Сказав это, Старлиц поднялся, чтобы успокоить свою паству новыми порциями спиртного. Вернувшись, он обнаружил, что его дочь и отец увлеченно беседуют.
— Понимаешь, дедушка, тут все дело в почитании Луны, — смущенно втолковывала Зета. — Обе мои
мамы исполняют обряды поклонения Луне в старых лесных зарослях.
— Самые наивные извращенки «Ом», — задумчиво молвил Джо.
— Представляешь, дедушка, я только что приехала из страны мусульман!
Джо снисходительно кивнул.
— Поймай мусульманину верблюда, сомалиец! Турок на гербе.

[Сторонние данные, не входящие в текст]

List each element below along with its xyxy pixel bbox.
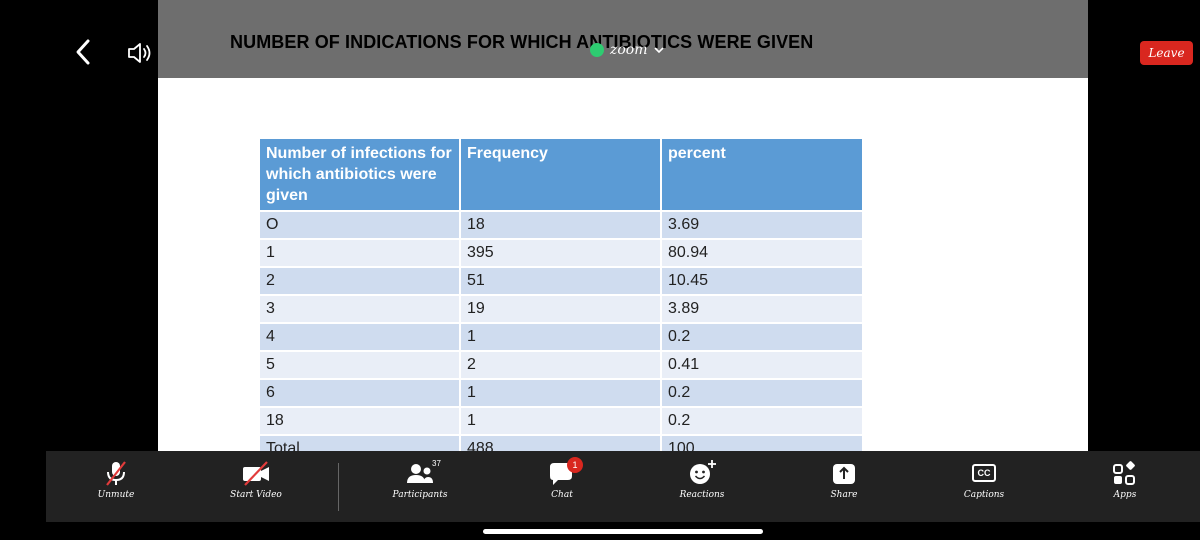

— Смотри-ка, Зета, папаша с тобой поладил! — Старлиц сел на свою мексиканскую торбу. — Пора поведать тебе историю дедушкиной жизни. — Старлиц церемонно достал янтарную бутыль с текилой «Гран Сентенарио» и стопку бумажных стаканчиков. — Ты должна ее знать. Это ведь твое наследство. Дедушке было бы нелегко рассказать ее самостоятельно. — Старлиц снял с горлышка фольгу и откинул пластмассовую крышечку. — Не возражаешь немного помочь мне с фабулой, папа?
— О нет! — сердечно согласился Джо, принимая полный бумажный стаканчик. — Растопырь жабры, аллигатор! — Он выпил.
— Во-первых, что бы Джо ни нес, никакой он не «яванский навахо», — начал Старлиц. — Он, конечно, туземец — такой, что дальше ехать некуда, но какой бы этнический ярлык ты на него ни налепила, Джо обязательно окажется кем-нибудь другим. Это и есть твое истинное происхождение, Зета. Ты принадлежишь к племени тех, кто не принадлежит ни к каким племенам.
Старлиц отхлебнул текилы. «Гран Сентенарио», урожай века, глоток ностальгии.
— Твоя семья разрушает шаблоны и живет в образовавшихся трещинах. Твой дедушка Джо всегда был одним из «них», но никогда к «ним» не принадлежал. Он яванский навахо, точка встречи двух несоприкасающихся окружностей.
— Да-да! — радостно крикнула Зета. Для нее все это было исполнено смысла. Казалось, она всю жизнь ждала этого откровения. Слушая, она дрожала от восторга.